I papaveri sorgono spontanei e mai negli stessi posti. Poche piante isolate e e lunghe strisce di rosso. Spontanei ricoprirono, durante e dopo la prima guerra mondiale, i campi devastati di Francia e Belgio, un ricordo, una compagnia per i soldati caduti, Nei campi della Marna, dove morirono centinaia di migliaia di giovani appaiono distese immense, belle e struggenti di papaveri al vento e croci dei soldati.

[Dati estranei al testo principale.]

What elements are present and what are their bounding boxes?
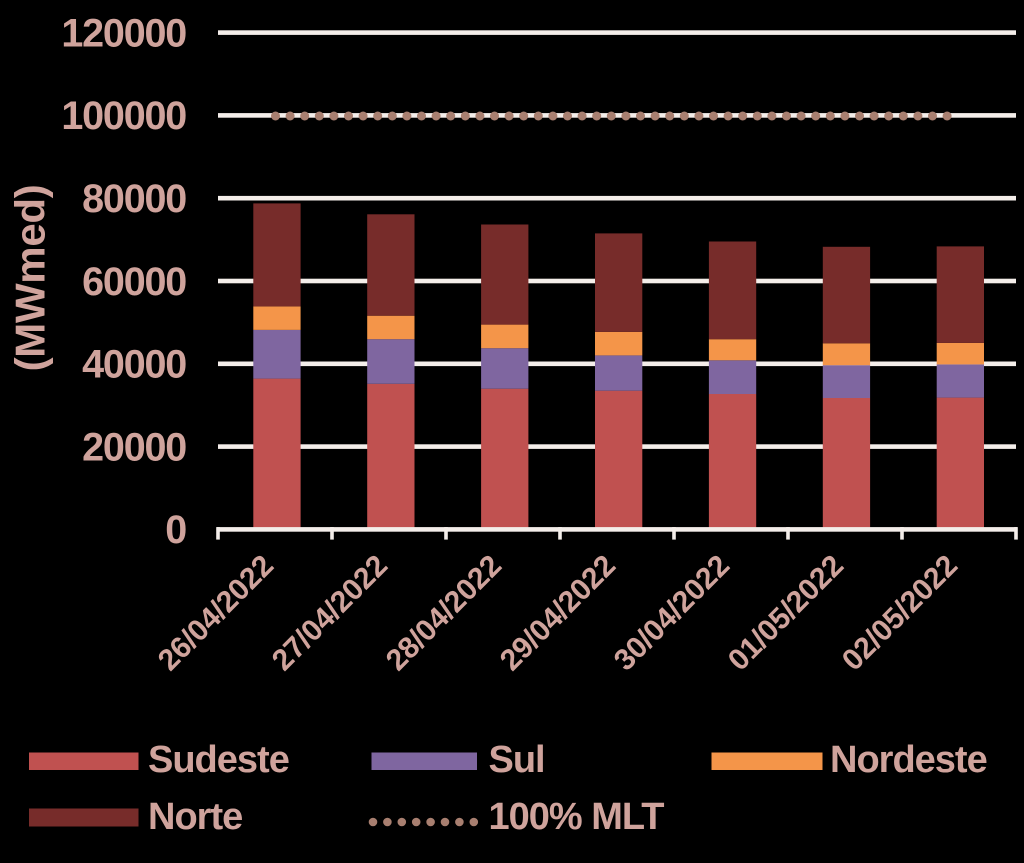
svg-text:100% MLT: 100% MLT (489, 796, 665, 838)
svg-text:120000: 120000 (61, 11, 186, 55)
svg-text:20000: 20000 (82, 425, 186, 469)
svg-text:Sul: Sul (489, 739, 545, 781)
svg-text:Nordeste: Nordeste (830, 739, 987, 781)
svg-text:100000: 100000 (61, 94, 186, 138)
svg-text:Norte: Norte (148, 796, 242, 838)
svg-text:40000: 40000 (82, 343, 186, 387)
svg-text:80000: 80000 (82, 177, 186, 221)
svg-text:60000: 60000 (82, 260, 186, 304)
svg-text:0: 0 (165, 508, 186, 552)
svg-text:(MWmed): (MWmed) (7, 185, 54, 372)
svg-text:Sudeste: Sudeste (148, 739, 289, 781)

Le foto sono di un’area dove nel 1528 stazionavano le truppe francesi assedianti Manfredonia, città portuale fedelissima all’imperatore. Occupavano posizioni che andavano da S. Leonardo fino al tratturo di Pulsano. Arrivarono in soccorso alla città 2000 soldati lombardi inviati dall’imperatore Carlo V e furono più devastanti dei francesi. In quell’ampia striscia di terra che giunge fino alle pendici del promontorio si combatterono molte battaglie per contendersi l’importante santuario di S. Michele. Cosi pure scontri sanguinosi ci furono nell’ampia vallata che collega S. Giovanni Rotondo a Monte S. Angelo. Lì beneventani – longobardi, bizantini, normanni si contesero i conventi di S. Egidio, S. Nicola, vie di accesso alla Grotta Sacra. L’area è chiamata Campolato. Campus- latus, campo largo. Così pensavo. Poi il prof. Michele Melillo (illustre glottologo, morto 20 anni fa) mi diede un’altra spiegazione. Non campus – latus, ma campus – leti / Campo di morte. Si basava sul suono della vocale e, che nel dialetto di S. Giovanni è aperta e si confonde con la a. Mi diede un ruvido e affettuoso buffetto: “Ricordati che sono le pietre e le parole, i suoni che ci mettono in contatto con il mondo antico. Campo di morte, perché lì in quella stretta pianura sono state combattute battaglie sanguinose“. Una lezione che non ho mai dimenticato.
8 e 9 giugno si vota per le elezioni europee e nessuno sa di cosa parlare, oltre le armi. Una specie di pilota automatico sembra spingere governi ed élite. Solo armi e difesa, investimenti militari… economia di guerra. Rinchiusi nell’Occidente e nella Nato, non riusciamo a guardare oltre. Non ci sono idee e fondi per affrontare clima, migrazioni, giustizia ambientale e giustizia sociale… C’è qualcosa di marcio in Europa. La parola Pace dà fastidio. Perciò è ancor più meritevole a Manfredonia la coraggiosa esperienza teatrale della Bottega degli apocrifi, che ha messo in scena Pace di Aristofane, uno spettacolo corale e partecipato, con decine di ragazze e ragazzi.
I campi dei papaveri e pensiamo alla guerra di Piero di De André. Una marcia nell’orrore della guerra, tra campi grano e papaveri rossi, quando ci si ammazzava guardandosi negli occhi, un attimo tremendo di umanità residua…
I papaveri, simbolo di pace, di morte. Amati per la loro flessibilità, fragilità, semplicità. Si possono raccogliere anche quando sono ancora chiusi nella capsula ovale e dischiuderli, tirar fuori le foglie raggrinzite che sembrano non aspettare altro, si distendono vogliose di luce e aria, di libertà. E non è forse il papavero il fior del partigiano morto per la libertà e seppellito lassù in montagna?